In general terms, the measures taken by the Moroccan Executive to curb the virus are applauded from many quarters. In particular, the promptness with which the Kingdom of Morocco acted to combat the spread of the pathogen when it had not yet reached the country was particularly noteworthy.
Fakir emphasises that the confidence of Moroccans in State authority figures was very important in order for the strict containment measures to have the desired effect. He also stressed the great effort made by local industries, which diverted their production to manufacture their own sanitary equipment, which was then distributed by public institutions at the local level.
In the same way, the participants in the round table coincide in pointing out the role that Morocco has played in the crisis as the spearhead of the response against the virus on the African continent. They point out, in particular, the possibilities that Rabat has to lead economic and health aid so that the countries of the Sahel strip, with a much more precarious infrastructure, can face the pandemic with more guarantees.
Of the three Maghreb countries, the one that represents the greatest concern, at least in the opinion of the speakers, is Algeria. The coronavirus pandemic has proved to be a multiplier of the problems already being experienced by the various administrations. Of these three countries, it was Algeria that was in the throes of a previous, deeper crisis.
With oil prices plummeting due to the global slowdown in economic activity, the short and mid-term economic outlook for the North African country, which is heavily dependent on hydrocarbon exports, does not look too good.
In socio-political terms, Algeria is also going through a period of uncertainty. Massive protests against the political elite, embodied in the Hirak citizens' movement, have been momentarily halted by the pandemic, but the speakers have little doubt that they will return and do so with recovered strength.
According to Dalia Ghanem, it is very likely that, in the future, Algerians will also begin to protest to demand greater and better provision of public services from the Executive led by Abdelmadjid Tebboune, which, in the words of the analyst, "will add a new layer of complexity" to the demands already made by the Hirak.
Likewise, it remains to be seen in what sense the government's response will be articulated. In general, the participants recognise that there is an authoritarian temptation that, in the long term, could lead to the establishment of a militarised political regime similar to that led by Abdelfatah al-Sisi in Egypt.

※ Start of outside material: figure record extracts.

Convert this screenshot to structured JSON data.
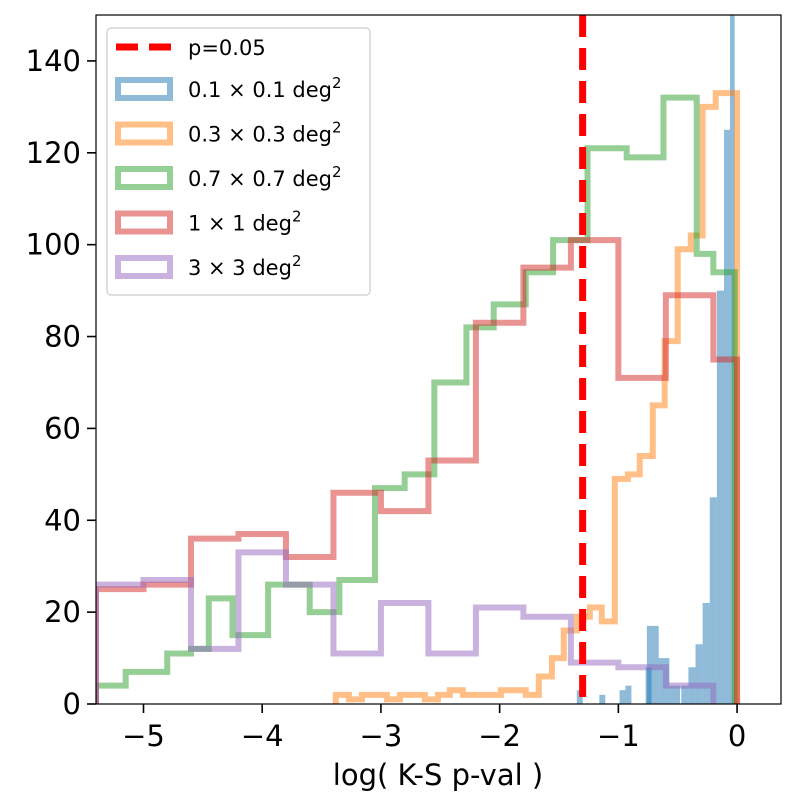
{
  "chart_data": {
    "type": "histogram",
    "xlabel": "log( K-S p-val )",
    "ylabel": "",
    "xlim": [
      -5.4,
      0.37
    ],
    "ylim": [
      0,
      150
    ],
    "xticks": [
      -5,
      -4,
      -3,
      -2,
      -1,
      0
    ],
    "xtick_labels": [
      "−5",
      "−4",
      "−3",
      "−2",
      "−1",
      "0"
    ],
    "yticks": [
      0,
      20,
      40,
      60,
      80,
      100,
      120,
      140
    ],
    "ytick_labels": [
      "0",
      "20",
      "40",
      "60",
      "80",
      "100",
      "120",
      "140"
    ],
    "legend_position": "upper-left",
    "threshold": {
      "name": "p=0.05",
      "x": -1.301,
      "color": "#ff0000",
      "style": "dashed"
    },
    "series": [
      {
        "name_base": "0.1 × 0.1 deg",
        "name_sup": "2",
        "color": "#1f77b4",
        "opacity": 0.5,
        "histtype": "bar",
        "bins": [
          [
            -1.35,
            -1.3,
            3
          ],
          [
            -1.16,
            -1.11,
            2
          ],
          [
            -0.99,
            -0.94,
            3
          ],
          [
            -0.94,
            -0.89,
            4
          ],
          [
            -0.77,
            -0.72,
            8
          ],
          [
            -0.76,
            -0.66,
            17
          ],
          [
            -0.66,
            -0.57,
            10
          ],
          [
            -0.57,
            -0.48,
            4
          ],
          [
            -0.47,
            -0.41,
            4
          ],
          [
            -0.41,
            -0.35,
            8
          ],
          [
            -0.35,
            -0.29,
            13
          ],
          [
            -0.29,
            -0.23,
            22
          ],
          [
            -0.23,
            -0.17,
            45
          ],
          [
            -0.17,
            -0.11,
            90
          ],
          [
            -0.11,
            -0.06,
            125
          ],
          [
            -0.06,
            -0.02,
            150
          ]
        ]
      },
      {
        "name_base": "0.3 × 0.3 deg",
        "name_sup": "2",
        "color": "#ff7f0e",
        "opacity": 0.5,
        "histtype": "step",
        "bins": [
          [
            -3.38,
            -3.27,
            2
          ],
          [
            -3.27,
            -3.16,
            1
          ],
          [
            -3.16,
            -3.06,
            2
          ],
          [
            -3.06,
            -2.95,
            2
          ],
          [
            -2.95,
            -2.84,
            1
          ],
          [
            -2.84,
            -2.74,
            2
          ],
          [
            -2.74,
            -2.63,
            2
          ],
          [
            -2.63,
            -2.52,
            1
          ],
          [
            -2.52,
            -2.42,
            2
          ],
          [
            -2.42,
            -2.31,
            3
          ],
          [
            -2.31,
            -2.2,
            2
          ],
          [
            -2.2,
            -2.1,
            2
          ],
          [
            -2.1,
            -1.99,
            2
          ],
          [
            -1.99,
            -1.88,
            3
          ],
          [
            -1.88,
            -1.78,
            3
          ],
          [
            -1.78,
            -1.67,
            2
          ],
          [
            -1.67,
            -1.56,
            6
          ],
          [
            -1.56,
            -1.46,
            10
          ],
          [
            -1.46,
            -1.35,
            16
          ],
          [
            -1.35,
            -1.24,
            19
          ],
          [
            -1.24,
            -1.14,
            21
          ],
          [
            -1.14,
            -1.03,
            18
          ],
          [
            -1.03,
            -0.92,
            49
          ],
          [
            -0.92,
            -0.82,
            50
          ],
          [
            -0.82,
            -0.71,
            54
          ],
          [
            -0.71,
            -0.61,
            65
          ],
          [
            -0.61,
            -0.5,
            79
          ],
          [
            -0.5,
            -0.39,
            99
          ],
          [
            -0.39,
            -0.29,
            102
          ],
          [
            -0.29,
            -0.18,
            130
          ],
          [
            -0.18,
            -0.08,
            133
          ],
          [
            -0.08,
            0.0,
            133
          ]
        ]
      },
      {
        "name_base": "0.7 × 0.7 deg",
        "name_sup": "2",
        "color": "#2ca02c",
        "opacity": 0.5,
        "histtype": "step",
        "bins": [
          [
            -5.4,
            -5.15,
            4
          ],
          [
            -5.15,
            -4.8,
            7
          ],
          [
            -4.8,
            -4.6,
            11
          ],
          [
            -4.6,
            -4.45,
            12
          ],
          [
            -4.45,
            -4.25,
            23
          ],
          [
            -4.25,
            -3.95,
            15
          ],
          [
            -3.95,
            -3.6,
            26
          ],
          [
            -3.6,
            -3.35,
            20
          ],
          [
            -3.35,
            -3.05,
            27
          ],
          [
            -3.05,
            -2.8,
            47
          ],
          [
            -2.8,
            -2.55,
            50
          ],
          [
            -2.55,
            -2.28,
            70
          ],
          [
            -2.28,
            -2.05,
            82
          ],
          [
            -2.05,
            -1.78,
            87
          ],
          [
            -1.78,
            -1.55,
            94
          ],
          [
            -1.55,
            -1.26,
            101
          ],
          [
            -1.26,
            -0.93,
            121
          ],
          [
            -0.93,
            -0.62,
            119
          ],
          [
            -0.62,
            -0.34,
            132
          ],
          [
            -0.34,
            -0.2,
            98
          ],
          [
            -0.2,
            -0.02,
            94
          ]
        ]
      },
      {
        "name_base": "1 × 1 deg",
        "name_sup": "2",
        "color": "#d62728",
        "opacity": 0.5,
        "histtype": "step",
        "bins": [
          [
            -5.4,
            -5.0,
            25
          ],
          [
            -5.0,
            -4.6,
            26
          ],
          [
            -4.6,
            -4.2,
            36
          ],
          [
            -4.2,
            -3.8,
            37
          ],
          [
            -3.8,
            -3.4,
            32
          ],
          [
            -3.4,
            -3.0,
            46
          ],
          [
            -3.0,
            -2.6,
            42
          ],
          [
            -2.6,
            -2.2,
            53
          ],
          [
            -2.2,
            -1.8,
            83
          ],
          [
            -1.8,
            -1.4,
            95
          ],
          [
            -1.4,
            -1.0,
            101
          ],
          [
            -1.0,
            -0.6,
            71
          ],
          [
            -0.6,
            -0.2,
            89
          ],
          [
            -0.2,
            0.0,
            75
          ]
        ]
      },
      {
        "name_base": "3 × 3 deg",
        "name_sup": "2",
        "color": "#9467bd",
        "opacity": 0.5,
        "histtype": "step",
        "bins": [
          [
            -5.4,
            -5.0,
            26
          ],
          [
            -5.0,
            -4.6,
            27
          ],
          [
            -4.6,
            -4.2,
            12
          ],
          [
            -4.2,
            -3.8,
            33
          ],
          [
            -3.8,
            -3.4,
            26
          ],
          [
            -3.4,
            -3.0,
            11
          ],
          [
            -3.0,
            -2.6,
            22
          ],
          [
            -2.6,
            -2.2,
            11
          ],
          [
            -2.2,
            -1.8,
            21
          ],
          [
            -1.8,
            -1.4,
            19
          ],
          [
            -1.4,
            -1.0,
            9
          ],
          [
            -1.0,
            -0.6,
            8
          ],
          [
            -0.6,
            -0.2,
            4
          ]
        ]
      }
    ]
  }
}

Thirdly, Tunisia, like Morocco, introduced measures from the outset that facilitated early containment of the virus. This, coupled with the country's advanced health system, has so far helped to significantly limit the impact of the pandemic.

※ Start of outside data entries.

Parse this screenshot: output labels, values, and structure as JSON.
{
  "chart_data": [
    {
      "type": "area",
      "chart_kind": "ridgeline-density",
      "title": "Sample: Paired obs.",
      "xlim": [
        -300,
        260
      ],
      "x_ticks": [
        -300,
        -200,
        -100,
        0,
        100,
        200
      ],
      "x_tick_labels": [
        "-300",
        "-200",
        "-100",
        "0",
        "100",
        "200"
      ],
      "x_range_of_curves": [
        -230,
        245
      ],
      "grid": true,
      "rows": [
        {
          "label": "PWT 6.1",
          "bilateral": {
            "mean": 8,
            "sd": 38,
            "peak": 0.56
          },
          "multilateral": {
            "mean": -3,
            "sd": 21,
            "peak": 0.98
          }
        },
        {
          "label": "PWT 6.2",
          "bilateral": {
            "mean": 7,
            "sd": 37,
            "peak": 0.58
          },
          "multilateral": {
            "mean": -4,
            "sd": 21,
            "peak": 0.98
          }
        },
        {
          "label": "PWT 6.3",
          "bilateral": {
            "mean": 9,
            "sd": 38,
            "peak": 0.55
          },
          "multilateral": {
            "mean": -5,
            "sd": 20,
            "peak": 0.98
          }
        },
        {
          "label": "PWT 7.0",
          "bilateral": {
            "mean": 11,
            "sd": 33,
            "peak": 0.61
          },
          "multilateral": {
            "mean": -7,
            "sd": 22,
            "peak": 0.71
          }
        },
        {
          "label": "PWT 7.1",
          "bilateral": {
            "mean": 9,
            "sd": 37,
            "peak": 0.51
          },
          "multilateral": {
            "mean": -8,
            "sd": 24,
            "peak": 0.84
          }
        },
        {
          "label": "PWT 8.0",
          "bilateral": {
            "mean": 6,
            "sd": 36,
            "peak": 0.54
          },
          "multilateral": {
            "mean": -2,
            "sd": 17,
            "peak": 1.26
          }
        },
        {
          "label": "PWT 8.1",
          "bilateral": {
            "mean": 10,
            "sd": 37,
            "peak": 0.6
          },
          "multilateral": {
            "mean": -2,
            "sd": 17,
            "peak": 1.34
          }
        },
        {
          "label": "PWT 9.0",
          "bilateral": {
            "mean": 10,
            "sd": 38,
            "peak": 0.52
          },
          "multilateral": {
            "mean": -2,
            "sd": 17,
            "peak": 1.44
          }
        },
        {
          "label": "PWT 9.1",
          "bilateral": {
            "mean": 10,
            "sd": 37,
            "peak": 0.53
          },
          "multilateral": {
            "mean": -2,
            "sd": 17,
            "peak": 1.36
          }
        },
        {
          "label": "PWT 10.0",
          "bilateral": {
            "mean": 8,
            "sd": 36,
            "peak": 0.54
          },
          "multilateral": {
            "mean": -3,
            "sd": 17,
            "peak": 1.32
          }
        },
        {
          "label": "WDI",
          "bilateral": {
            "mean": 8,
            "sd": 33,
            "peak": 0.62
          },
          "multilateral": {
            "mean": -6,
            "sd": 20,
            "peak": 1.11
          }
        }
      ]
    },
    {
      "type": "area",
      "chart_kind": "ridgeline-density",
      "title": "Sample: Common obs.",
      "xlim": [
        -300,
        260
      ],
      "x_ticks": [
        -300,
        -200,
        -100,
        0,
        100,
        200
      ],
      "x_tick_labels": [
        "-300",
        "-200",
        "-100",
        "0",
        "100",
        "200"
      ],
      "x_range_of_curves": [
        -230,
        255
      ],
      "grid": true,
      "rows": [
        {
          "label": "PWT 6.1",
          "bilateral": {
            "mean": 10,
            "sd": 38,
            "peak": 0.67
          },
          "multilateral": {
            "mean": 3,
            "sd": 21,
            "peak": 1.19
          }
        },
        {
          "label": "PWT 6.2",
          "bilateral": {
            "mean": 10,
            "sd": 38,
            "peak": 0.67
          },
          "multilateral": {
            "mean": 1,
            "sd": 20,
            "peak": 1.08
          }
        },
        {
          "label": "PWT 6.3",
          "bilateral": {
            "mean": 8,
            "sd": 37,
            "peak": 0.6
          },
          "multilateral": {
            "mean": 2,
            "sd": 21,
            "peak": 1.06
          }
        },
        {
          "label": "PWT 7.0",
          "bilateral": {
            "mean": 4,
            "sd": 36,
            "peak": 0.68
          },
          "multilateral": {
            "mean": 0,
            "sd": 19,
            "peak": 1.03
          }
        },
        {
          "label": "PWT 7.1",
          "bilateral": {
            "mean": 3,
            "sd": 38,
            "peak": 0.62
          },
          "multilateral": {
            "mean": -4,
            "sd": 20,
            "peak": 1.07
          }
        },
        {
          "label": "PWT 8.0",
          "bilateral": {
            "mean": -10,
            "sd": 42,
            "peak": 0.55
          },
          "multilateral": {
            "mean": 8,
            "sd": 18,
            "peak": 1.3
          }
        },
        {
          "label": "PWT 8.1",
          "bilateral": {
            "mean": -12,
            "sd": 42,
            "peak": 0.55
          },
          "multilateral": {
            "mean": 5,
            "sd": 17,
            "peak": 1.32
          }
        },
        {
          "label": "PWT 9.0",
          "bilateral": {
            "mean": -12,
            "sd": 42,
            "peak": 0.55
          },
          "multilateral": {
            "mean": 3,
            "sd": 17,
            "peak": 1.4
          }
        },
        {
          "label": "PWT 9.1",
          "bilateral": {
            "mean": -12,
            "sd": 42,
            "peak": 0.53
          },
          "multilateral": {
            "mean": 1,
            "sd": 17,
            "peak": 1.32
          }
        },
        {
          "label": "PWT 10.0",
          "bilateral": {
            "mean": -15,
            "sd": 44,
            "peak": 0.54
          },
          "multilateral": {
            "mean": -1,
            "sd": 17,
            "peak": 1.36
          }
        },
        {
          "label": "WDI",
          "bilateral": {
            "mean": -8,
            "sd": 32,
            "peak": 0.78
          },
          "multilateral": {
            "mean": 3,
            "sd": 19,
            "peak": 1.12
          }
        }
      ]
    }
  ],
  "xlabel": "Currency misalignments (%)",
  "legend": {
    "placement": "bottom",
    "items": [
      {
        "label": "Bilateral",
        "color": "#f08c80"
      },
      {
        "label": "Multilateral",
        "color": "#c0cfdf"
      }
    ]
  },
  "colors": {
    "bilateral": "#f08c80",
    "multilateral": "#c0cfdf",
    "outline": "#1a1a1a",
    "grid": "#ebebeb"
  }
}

Analyst Isabelle Werenfels stresses that the crisis is strengthening the country's main institutions. She notes that, thanks to the transparency that has characterised their management, both Parliament and Elyes Fakhfakh's government have significantly improved their support among the majority of citizens.
Can the coronavirus help the Maghreb emerge more united from the crisis? Opinions differ. Haizam Amirah-Fernandez, for example, believes that there is indeed an opportunity to promote greater unity of political and economic action. Intissar Fakir, however, does not see much reason to think that progress will be made in this direction in the near future.

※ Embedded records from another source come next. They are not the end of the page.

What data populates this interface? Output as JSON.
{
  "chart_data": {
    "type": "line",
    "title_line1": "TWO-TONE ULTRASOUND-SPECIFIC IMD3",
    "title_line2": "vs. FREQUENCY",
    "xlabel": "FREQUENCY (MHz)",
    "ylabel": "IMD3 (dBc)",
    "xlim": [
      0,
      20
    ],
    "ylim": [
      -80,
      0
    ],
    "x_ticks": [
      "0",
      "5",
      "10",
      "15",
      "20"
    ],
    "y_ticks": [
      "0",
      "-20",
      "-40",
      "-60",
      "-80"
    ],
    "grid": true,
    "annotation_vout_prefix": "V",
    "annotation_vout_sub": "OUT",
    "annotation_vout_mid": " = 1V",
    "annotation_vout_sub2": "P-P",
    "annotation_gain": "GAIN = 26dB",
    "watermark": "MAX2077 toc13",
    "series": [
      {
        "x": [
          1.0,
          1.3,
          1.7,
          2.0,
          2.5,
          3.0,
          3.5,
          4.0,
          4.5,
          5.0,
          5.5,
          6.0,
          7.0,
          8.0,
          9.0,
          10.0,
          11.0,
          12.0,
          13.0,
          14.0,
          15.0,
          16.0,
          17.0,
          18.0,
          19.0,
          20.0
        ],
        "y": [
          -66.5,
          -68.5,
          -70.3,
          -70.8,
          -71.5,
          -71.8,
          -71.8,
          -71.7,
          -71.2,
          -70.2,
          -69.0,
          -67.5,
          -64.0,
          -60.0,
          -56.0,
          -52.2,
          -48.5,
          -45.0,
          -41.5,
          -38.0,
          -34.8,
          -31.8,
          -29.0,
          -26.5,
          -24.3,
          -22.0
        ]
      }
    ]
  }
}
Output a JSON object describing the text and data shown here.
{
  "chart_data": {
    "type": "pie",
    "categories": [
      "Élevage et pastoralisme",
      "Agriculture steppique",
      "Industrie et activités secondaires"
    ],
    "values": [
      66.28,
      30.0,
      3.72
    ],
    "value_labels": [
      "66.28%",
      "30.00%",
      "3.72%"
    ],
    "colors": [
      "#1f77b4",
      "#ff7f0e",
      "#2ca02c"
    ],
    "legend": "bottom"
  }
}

In any case, the coronavirus crisis may aggravate other challenges shared by the three countries, such as attempts at interference by external powers - such as Russia, China or Turkey - that seek to sow social division, or the spread of conspiracy theories that add even more confusion to an already complex reality.
Furthermore, the speakers agree that the war in Libya should not be overlooked. The confrontation in which the country, which shares a border with Tunisia and Algeria, is immersed does not allow for efforts to be focused on halting the pandemic, so that it could facilitate the spread of the virus throughout North Africa, not to mention the inherent risks to regional security.